The problem with the left folds
Prelude> foldl1 (^) $ replicate 4 2 --((2^2)^2)^2 = (4^2)^2 = 16^2 = 256 != 2 tetra 4 256 Prelude> foldr1 (^) $ replicate 4 2 --(2^(2^(2^2))) = 2^16 = 65536 == 2 tetra 4 65536
I get the question “one by one” when I “start” the very beginning with a successor function. so instead of im use (+) as a function for my base crease
Prelude> let add ab = foldr1 (\ab -> succ b) $ replicate ba Prelude> add 5 4 8 Prelude> add 10 5 --always comes out short by one, so i cant build off this 14
The first few n values made by hand:
Prelude> let mul ab = foldr1 (+) $ replicate ba Prelude> let exp ab = foldr1 mul $ replicate ba Prelude> let tetra ab = foldr1 exp $ replicate ba Prelude> let pent ab = foldr1 tetra $ replicate ba Prelude> let sixate ab = foldr1 pent $ replicate ba Prelude> mul 2 3 --2+2+2 6 Prelude> exp 2 3 --2*2*2 8 Prelude> tetra 2 3 --2^(2^2) 16 Prelude> pent 2 3 --2 tetra (2 tetra 2) 65536 Prelude> sixate 2 3 *** Exception: stack overflow
My attempt at formal definitions through the approach described above:
hypOp :: Int -> Int -> Int -> Int hypOp 0 ab = succ a hypOp 1 ab = (+) ab --necessary only bc off-by-one error described above hypOp nab = foldr1 (hypOp $ n-1) (replicate ba)

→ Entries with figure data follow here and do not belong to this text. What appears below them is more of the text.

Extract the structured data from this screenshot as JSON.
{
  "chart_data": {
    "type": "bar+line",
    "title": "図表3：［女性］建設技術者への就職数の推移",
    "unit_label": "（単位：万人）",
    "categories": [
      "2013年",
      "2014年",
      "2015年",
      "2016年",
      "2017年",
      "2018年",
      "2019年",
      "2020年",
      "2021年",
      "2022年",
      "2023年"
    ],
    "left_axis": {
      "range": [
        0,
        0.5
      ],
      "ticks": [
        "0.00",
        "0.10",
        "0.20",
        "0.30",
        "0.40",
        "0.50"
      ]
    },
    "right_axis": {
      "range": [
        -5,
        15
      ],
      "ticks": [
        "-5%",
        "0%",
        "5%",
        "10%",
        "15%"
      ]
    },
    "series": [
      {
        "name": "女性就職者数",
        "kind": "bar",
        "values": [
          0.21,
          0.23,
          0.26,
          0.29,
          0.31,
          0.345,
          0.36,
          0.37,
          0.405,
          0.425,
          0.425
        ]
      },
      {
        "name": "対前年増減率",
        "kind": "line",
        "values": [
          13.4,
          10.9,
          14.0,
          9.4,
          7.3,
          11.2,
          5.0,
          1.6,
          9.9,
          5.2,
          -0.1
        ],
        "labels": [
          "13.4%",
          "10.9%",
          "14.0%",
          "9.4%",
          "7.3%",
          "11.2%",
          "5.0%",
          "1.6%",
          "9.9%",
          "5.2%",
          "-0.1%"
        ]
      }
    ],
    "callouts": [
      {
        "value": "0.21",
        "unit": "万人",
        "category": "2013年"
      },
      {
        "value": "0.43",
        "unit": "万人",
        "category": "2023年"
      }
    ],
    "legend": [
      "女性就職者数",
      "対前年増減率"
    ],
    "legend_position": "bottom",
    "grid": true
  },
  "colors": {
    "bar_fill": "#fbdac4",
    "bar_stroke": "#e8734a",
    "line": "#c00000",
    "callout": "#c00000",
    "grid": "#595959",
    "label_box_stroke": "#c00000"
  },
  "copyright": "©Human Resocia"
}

Other recursive attemp arrays (it doesn't matter in any significant way):
let arr = array (0,5) ( (0, (+)) : [(i, (\ab -> foldr1 (arr!(i-1)) (replicate ba)) ) | i <- [1..5]]) -- (arr!0) ab makes a + b -- (arr!1) ab makes a * b, etc.
So my questions are ...
- Any general suggestions, different grades to make it work? I can’t find a way to avoid overflow except using a very “imperative” style, which is not my intention when using haskell and trying to code in idiomatic style.
- How my problem individually can be solved, so I can start "right" at the very bottom with
succ - Strictness and left and right folds. Is there any way to work in
seq ? Somehow I can use foldl1' instead of foldr1 and avoid the problem described above?